Editor's Note: This is the second in a four-part series on wilderness spirituality called Going Cimarron.
You better get converted in the desert. Jesus did.
I'm just going to say it: Jesus needed a conversion experience. He found it in the desert. He was an evolving and struggling being who went to the wilderness to undergo radical life-change.
This statement would have been heretical to the religion of my childhood. I grew up seeing Jesus as pre-made Messiah, born as God-in-flesh. Sure, Christendom talked about Jesus being "fully human and fully God," but let's get serious: any being who is fully God is not fully human, at least not like I'm human.
Jesus...was led by the Spirit in the wilderness. (Lk. 4:1)
The ways the Bible presents Jesus' testing in the wilderness leaves me wanting more. What really happened out there? No one was around to record the actual events, but according to the Gospel writers, none of the temptations seem to have perturbed Jesus much. Temptation, schmemptation. He refuses each enticement with a quick, wise response. It's as if our perfect Son of God overcomes without any effort, learns nothing from the testing, says hasta la vista to the evil one trying to corrupt him, and then clocks back into society.
But if temptations weren't a big deal, why go to the wilderness? Why would it matter?
Try this on: the temptations had to be a big deal. Jesus went because he needed to change, to be converted. Parts of him needed to die so God could fully enter.
It's hard to deny that Jesus developed over time. It's there for all to see: "Jesus grew in wisdom and stature and in favor with God and humankind" (Lk. 2:52). Despite Christendom's tendency to call Jesus sinless and perfect, the Scriptures show he didn't have such an exalted opinion of himself. Just like us, Jesus knows he has a shadow side. "Why do you call me good?" he asks in all three synoptic Gospels. "Only God is good."

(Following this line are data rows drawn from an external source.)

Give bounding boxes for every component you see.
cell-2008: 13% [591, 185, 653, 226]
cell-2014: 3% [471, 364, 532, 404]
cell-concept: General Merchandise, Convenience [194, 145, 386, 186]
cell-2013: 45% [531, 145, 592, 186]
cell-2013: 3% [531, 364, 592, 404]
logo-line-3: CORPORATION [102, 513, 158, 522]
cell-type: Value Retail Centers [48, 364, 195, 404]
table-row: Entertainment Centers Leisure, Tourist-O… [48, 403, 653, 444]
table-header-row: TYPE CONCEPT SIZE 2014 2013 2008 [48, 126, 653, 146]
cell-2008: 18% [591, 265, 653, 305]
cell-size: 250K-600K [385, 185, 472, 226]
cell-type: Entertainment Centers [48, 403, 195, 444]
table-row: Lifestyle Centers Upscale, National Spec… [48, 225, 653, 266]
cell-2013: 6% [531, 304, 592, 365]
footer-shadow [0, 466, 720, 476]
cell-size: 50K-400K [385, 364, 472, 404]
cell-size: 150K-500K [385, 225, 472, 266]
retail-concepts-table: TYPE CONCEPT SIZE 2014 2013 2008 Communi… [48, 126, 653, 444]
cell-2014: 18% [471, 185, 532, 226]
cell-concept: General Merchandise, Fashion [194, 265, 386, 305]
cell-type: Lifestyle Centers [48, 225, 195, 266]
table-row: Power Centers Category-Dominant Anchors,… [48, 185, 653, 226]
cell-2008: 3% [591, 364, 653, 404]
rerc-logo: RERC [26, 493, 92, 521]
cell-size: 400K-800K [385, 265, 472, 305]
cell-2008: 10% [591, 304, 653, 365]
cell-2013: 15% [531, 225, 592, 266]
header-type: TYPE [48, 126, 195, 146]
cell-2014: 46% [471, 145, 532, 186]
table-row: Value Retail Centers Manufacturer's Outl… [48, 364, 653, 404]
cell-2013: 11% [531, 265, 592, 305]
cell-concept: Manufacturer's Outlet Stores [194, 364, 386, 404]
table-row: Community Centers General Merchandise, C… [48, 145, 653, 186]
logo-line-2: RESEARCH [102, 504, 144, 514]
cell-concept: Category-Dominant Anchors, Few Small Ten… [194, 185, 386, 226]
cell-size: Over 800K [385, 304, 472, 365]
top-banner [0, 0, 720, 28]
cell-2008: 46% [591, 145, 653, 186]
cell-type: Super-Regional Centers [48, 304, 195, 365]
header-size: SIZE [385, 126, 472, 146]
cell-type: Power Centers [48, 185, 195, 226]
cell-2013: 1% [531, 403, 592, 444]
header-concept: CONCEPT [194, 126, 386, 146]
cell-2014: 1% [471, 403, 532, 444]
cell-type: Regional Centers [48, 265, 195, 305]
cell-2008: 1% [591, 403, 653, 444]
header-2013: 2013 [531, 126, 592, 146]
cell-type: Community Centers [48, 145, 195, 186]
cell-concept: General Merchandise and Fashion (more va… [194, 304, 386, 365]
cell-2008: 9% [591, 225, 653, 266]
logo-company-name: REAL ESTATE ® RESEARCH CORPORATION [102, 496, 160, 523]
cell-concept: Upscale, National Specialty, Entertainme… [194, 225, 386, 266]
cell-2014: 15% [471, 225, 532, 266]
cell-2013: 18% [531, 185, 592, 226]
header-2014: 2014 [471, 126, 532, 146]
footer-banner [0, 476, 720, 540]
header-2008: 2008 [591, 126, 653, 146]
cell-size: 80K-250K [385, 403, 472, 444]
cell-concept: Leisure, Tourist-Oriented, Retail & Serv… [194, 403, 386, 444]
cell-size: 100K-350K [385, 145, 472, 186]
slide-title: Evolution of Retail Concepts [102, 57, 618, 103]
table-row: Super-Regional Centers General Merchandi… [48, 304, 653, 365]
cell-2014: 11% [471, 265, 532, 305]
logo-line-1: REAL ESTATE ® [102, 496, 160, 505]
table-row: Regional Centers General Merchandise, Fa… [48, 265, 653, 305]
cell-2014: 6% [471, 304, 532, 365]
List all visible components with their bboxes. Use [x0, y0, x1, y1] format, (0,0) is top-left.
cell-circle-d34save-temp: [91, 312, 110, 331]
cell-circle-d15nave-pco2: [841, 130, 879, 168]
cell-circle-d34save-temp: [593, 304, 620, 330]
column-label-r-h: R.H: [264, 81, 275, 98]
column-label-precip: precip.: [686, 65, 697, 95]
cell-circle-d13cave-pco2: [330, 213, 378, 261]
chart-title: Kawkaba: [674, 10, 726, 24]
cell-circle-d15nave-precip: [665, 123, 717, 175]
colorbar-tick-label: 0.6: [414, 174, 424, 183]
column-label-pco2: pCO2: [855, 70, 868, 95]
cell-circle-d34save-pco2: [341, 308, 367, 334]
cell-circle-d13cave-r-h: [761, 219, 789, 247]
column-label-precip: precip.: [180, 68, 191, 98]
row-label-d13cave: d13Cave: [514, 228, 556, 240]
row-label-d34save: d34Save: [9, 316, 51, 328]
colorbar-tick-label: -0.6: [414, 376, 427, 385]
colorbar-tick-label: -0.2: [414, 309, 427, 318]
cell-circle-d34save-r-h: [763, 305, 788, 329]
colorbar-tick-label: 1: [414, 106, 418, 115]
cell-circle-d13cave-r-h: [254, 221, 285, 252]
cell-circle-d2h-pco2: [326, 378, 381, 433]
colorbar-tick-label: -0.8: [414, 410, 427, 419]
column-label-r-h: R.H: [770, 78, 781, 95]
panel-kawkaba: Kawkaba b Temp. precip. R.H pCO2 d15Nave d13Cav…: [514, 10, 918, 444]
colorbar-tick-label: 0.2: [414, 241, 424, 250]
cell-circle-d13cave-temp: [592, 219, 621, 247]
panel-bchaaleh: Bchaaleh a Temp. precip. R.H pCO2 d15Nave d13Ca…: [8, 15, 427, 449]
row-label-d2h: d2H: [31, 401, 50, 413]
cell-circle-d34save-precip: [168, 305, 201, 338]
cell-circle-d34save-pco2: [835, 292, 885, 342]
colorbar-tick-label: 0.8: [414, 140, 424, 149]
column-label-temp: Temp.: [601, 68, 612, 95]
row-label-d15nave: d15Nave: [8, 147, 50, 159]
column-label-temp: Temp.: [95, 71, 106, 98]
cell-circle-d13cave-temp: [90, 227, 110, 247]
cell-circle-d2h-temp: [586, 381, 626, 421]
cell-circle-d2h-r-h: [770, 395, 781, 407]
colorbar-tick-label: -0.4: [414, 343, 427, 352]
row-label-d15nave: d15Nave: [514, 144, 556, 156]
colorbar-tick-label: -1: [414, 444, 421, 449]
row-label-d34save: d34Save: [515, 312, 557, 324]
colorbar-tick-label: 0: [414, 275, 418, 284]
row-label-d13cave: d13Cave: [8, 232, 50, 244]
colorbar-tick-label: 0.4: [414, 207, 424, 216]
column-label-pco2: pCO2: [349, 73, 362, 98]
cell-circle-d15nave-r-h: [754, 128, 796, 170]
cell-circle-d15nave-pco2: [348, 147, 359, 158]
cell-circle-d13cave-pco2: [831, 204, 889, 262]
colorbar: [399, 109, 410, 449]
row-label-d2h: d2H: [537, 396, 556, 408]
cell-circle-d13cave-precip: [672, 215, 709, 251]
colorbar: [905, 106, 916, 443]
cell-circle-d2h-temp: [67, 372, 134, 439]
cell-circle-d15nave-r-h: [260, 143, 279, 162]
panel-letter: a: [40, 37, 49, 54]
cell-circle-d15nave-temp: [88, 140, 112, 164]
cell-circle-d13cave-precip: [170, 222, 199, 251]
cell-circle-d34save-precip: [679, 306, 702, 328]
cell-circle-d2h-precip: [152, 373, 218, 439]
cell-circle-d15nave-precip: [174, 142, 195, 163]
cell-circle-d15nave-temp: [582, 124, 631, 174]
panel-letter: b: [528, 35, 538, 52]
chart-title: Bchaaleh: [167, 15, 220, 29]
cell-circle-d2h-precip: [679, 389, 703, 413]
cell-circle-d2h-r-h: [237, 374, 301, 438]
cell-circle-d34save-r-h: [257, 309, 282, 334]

Even after his metanoia in the desert, doing the will of God did not always come easily to Jesus. The most dramatic instance of this: Jesus' agonizing, sleepless night in Gethsemane near the end of his life. "Take this bitter cup from me!" he rages in the darkness. Just like us, at times he resists God's call to selflessness. "Haven't I given enough?" I imagine he roars at the sky, ranting and crying and clawing at the earth. His prayer is so intense the Scriptures say he sweated blood, turning the very stones red.
These are not the actions and words of a pre-packaged Messiah. In truth, I don't want them to be. His struggles matter. His life is so much more meaningful when I think of Jesus as a developing being. He screamed. He resisted. He evolved. Just like we do. He was called, time and time again, to become a bigger vessel for God. Just as we are.
The wilderness gave Jesus strength. It is not simply a place of negation or temptation. It is also a place of preparation and perception, absent of human power structures and controls, a wild place where supernatural forces move unfettered—a place that can empower, depending upon how the experience is handled. Our wildernesses and deserts are not our endings. It is the Spirit of God who leads us about in them. They are our opportunities. (from the Renovare Spiritual Formation Bible. Contributors: Richard Foster, Dallas Willard, Walter Brueggemann, and Eugene Peterson [1989])
So what did his wilderness experience do for Jesus?
As Jim Douglass asks in the phenomenal little book Lightning East to West, what did Jesus find in the desert?
I'm not sure, but I can make some guesses.
Richard Rohr asserts that if you are going to say "thy kingdom come," in the next breath you need to say "my kingdom go." I'm guessing Jesus did exactly that: in the wilderness he experienced radical emptying—kenosis—prior to being filled with an incredibly deep assurance of identity, purpose, abundance, and radical grace. Could it be that Jesus became his divine potential because of his testing in the desert? Could it be that—in the midst of his desert sojourn—Jesus experienced such profoundly deep union with God that he became one with God?
My gut tells me yes, and the Scriptures resonate. It was only after his baptism in the desert by John that Jesus understood himself as an utterly beloved child of God. It was only after the wilderness that Jesus dared to name the Creator "Abba"—an intimate word we would translate as "Daddy," his one and only provider, source, guide, and caretaker. Only after the wilderness did he call the universe abundant. Only after the wilderness did Jesus begin his public ministry of personal and social transformation, daring people to repent, to turn their lives from Empire and turn them over to an all-embracing, extravagant God, just as he had.